Calculation of premium credits
Premium credits effectively cap family contributions as a share of income for those purchasing mid-range “benchmark” plans. In 2017, maximum family contributions ranged from a low of 2.04 percent of income for families at the poverty threshold to 9.69 percent for families between 300 and 400 percent of FPL (table 1). Premium credits equal the difference between gross premiums and maximum family contributions.
For example, consider a family of four with income equal to 200 percent of FPL in 2017 that is purchasing an insurance plan costing $15,000. Multiplying family income (here, $48,600) by the applicable 6.43 percent maximum premium results in a family contribution of $3,125 and thus a premium credit of $11,875 ($15,000–$3,125).
The example above assumes the family purchases the second least expensive (Silver) plan from the menu of Bronze, Silver, Gold, and Platinum health insurance plans offered through exchanges. If the family purchased a more expensive plan, the credit would remain unchanged and the family would pay the full difference in premiums.
Advance premium credits and reconciliation
Premium credits are based on a household’s income in the tax year premiums are paid. Yet the credits are calculated the following year, when households file their income tax returns. However, most participating households receive their tax credits in advance as a reduction in the insurance premium they would otherwise pay. This reduced premium is based on estimated income, generally from the last tax return filed before enrollment in health insurance. If actual income in the year of enrollment is less than estimated income, families will qualify for larger credits. If actual income is greater than estimated income, families will be required to repay part or all of the advance credit.

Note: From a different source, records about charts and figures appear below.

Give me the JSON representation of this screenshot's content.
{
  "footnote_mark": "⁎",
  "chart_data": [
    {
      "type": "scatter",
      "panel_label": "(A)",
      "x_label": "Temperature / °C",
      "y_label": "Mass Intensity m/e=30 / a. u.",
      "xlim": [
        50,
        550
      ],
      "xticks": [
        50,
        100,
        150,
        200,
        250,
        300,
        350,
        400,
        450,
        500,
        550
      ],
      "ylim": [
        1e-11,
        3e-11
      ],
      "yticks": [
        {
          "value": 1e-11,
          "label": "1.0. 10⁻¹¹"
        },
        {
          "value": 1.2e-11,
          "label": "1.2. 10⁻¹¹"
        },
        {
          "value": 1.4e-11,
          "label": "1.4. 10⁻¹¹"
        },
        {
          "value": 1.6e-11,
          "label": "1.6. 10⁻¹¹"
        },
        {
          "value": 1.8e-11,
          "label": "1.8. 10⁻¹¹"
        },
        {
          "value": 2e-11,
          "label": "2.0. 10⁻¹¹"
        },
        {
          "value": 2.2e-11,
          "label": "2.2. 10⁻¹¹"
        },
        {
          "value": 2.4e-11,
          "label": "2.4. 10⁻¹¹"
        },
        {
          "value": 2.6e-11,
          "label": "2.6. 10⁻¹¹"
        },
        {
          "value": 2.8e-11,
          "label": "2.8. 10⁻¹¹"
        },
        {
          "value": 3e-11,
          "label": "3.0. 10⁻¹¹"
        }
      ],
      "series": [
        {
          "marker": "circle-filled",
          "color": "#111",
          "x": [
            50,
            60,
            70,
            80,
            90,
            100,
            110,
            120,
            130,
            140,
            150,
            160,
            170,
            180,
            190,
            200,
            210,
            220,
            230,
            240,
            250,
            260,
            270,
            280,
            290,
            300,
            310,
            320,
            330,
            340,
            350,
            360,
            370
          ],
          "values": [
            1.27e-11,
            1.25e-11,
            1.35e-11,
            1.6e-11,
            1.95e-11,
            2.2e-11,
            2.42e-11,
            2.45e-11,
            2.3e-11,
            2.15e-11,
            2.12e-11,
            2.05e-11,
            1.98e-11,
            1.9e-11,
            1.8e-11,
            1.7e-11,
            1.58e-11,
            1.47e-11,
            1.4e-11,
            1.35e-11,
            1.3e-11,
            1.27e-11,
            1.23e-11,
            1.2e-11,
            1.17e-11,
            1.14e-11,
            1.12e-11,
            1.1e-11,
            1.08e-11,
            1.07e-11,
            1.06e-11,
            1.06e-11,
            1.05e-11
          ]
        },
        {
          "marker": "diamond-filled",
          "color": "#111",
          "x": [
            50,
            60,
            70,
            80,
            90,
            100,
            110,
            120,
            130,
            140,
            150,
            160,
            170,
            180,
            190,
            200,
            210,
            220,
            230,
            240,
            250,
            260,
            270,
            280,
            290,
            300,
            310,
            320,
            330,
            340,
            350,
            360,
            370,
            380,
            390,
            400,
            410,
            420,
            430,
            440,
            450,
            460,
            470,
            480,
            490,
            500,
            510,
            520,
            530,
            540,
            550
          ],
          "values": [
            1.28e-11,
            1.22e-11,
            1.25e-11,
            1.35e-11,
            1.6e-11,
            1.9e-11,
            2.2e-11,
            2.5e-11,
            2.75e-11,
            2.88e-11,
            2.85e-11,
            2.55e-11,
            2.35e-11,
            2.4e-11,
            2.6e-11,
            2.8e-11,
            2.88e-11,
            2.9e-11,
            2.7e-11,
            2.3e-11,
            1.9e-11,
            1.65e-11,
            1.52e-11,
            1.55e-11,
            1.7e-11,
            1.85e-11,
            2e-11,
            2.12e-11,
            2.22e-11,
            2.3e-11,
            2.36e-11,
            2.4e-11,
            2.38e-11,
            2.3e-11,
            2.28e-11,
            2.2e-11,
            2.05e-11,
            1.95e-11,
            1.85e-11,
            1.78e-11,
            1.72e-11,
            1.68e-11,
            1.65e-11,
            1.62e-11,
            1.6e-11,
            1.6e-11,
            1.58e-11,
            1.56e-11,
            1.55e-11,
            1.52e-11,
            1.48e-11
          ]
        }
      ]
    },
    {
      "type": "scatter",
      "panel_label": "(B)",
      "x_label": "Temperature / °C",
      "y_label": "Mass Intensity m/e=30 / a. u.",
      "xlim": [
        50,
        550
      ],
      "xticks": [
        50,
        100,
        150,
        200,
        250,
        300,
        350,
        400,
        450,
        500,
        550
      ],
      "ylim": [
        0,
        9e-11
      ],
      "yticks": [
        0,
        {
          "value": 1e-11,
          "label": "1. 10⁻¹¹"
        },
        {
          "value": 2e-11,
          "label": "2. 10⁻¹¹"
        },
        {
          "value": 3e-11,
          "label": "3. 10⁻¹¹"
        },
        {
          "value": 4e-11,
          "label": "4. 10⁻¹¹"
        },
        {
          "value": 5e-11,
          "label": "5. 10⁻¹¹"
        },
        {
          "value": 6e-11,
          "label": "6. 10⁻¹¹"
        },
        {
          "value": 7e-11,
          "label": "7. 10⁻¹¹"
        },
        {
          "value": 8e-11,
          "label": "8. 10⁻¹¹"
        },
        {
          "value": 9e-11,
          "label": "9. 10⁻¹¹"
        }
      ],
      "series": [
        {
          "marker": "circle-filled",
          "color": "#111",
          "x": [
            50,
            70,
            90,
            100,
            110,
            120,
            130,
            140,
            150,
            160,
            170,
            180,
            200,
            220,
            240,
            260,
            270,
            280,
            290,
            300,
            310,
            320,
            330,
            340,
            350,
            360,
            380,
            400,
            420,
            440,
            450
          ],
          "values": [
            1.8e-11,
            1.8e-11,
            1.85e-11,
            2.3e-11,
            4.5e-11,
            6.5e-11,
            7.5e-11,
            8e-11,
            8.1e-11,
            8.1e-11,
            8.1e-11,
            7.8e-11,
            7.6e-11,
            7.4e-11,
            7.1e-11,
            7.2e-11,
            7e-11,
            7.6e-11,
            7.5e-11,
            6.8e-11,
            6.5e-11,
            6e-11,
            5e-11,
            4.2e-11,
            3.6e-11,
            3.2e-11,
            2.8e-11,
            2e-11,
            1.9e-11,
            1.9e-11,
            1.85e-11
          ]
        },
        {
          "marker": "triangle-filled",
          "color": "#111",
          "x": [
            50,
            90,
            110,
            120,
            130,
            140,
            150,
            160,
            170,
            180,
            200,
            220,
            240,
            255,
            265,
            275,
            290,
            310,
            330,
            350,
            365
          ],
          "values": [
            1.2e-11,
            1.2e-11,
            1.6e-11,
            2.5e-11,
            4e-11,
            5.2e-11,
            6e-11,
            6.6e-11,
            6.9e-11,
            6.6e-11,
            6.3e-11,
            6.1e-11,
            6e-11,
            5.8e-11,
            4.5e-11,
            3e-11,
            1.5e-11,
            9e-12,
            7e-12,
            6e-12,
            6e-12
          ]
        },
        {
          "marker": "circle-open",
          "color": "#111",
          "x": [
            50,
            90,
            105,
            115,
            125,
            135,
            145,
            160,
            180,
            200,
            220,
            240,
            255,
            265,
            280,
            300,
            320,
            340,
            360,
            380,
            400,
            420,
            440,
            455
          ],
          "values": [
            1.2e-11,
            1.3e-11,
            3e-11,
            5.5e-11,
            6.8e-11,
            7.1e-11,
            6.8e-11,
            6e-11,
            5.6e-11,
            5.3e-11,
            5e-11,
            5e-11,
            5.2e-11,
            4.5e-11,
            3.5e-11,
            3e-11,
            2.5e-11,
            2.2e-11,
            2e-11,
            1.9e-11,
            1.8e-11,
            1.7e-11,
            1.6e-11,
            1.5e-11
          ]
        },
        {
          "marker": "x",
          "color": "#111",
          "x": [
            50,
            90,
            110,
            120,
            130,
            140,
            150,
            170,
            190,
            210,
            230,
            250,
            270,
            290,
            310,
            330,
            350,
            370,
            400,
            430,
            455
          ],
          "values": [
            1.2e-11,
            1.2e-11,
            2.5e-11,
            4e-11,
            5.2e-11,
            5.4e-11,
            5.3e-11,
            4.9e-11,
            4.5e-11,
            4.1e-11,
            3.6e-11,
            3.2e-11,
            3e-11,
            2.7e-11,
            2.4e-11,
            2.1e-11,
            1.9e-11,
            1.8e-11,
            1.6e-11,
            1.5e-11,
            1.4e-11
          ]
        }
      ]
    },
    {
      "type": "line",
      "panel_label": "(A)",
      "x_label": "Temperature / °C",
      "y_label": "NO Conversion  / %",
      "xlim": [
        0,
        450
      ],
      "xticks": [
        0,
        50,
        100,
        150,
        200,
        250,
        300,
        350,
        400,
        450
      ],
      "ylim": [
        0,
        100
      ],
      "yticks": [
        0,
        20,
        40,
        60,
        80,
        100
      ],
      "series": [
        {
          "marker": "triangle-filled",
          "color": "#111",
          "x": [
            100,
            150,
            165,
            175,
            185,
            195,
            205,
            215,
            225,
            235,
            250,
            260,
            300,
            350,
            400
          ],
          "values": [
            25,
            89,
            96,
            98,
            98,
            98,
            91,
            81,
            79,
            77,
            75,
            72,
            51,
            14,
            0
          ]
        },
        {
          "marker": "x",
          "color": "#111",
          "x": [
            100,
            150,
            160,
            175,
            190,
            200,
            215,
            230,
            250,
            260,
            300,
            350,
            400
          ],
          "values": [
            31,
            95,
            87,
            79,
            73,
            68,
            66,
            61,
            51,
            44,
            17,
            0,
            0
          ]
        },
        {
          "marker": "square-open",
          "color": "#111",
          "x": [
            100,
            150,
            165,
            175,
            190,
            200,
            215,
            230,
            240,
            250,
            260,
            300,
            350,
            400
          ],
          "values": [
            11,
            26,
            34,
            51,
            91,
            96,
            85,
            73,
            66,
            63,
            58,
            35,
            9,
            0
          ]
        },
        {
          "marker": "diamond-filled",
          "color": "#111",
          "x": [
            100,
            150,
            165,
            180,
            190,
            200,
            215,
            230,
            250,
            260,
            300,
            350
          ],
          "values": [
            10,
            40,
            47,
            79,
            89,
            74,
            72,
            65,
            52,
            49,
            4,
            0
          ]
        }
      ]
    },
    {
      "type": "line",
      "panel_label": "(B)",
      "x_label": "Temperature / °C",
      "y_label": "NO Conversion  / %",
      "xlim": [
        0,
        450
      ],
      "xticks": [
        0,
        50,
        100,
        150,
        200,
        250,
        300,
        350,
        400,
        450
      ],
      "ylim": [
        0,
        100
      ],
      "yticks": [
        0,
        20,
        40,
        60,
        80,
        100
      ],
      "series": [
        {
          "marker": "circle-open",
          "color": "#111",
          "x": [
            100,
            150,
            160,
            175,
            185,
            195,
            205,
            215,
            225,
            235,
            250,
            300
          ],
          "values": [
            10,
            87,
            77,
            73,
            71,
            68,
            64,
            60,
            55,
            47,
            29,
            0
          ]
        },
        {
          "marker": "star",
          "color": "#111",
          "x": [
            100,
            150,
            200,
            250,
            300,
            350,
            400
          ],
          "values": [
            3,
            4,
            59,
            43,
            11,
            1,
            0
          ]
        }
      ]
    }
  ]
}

Fortunately for most households with large income increases, the maximum reconciliation payment is limited. In tax year 2016, the maximum payment ranged from $600 for married couples with incomes below 200 percent of FPL to $2,550 for couples with incomes of at least 300 but less than 400 percent of FPL (see table 2). Families whose income equals 400 percent or more of FPL have no limit on reconciliation payments.
For tax year 2014, 54 percent of families receiving advanced credits had to make reconciliation payments. However, analysis of tax refund data suggests that for most lower-income filers, reconciliation payments will reduce tax refunds rather than require additional payments. Still, reconciliation will likely present hardships for some families receiving advanced premium credits, even if they do not have tax payments due, because many low-income households have grown to rely on tax refunds for pressing needs.
Burman, Leonard E., Gordon B. Mermin, and Elena Ramirez. 2015. ”Tax Refunds and Affordable Care Act Reconciliation.” Washington, DC: Urban-Brookings Tax Policy Center.
Erard, Brian, Layne Morrison, Robert Mueller, Emily Heys, and Brock Ramos. 2014. “RAS Affordable Care Act Microsimulation Model.” Washington, DC: Internal Revenue Service.
Jacobs, Ken, Dave Graham-Squire, Elise Gould, and Dylan Roby. 2013. “Large Repayments of Premium Subsidies May Be Owed to the IRS If Family Income Changes Are Not Promptly Reported.” Health Affairs 32(9): 1538–45.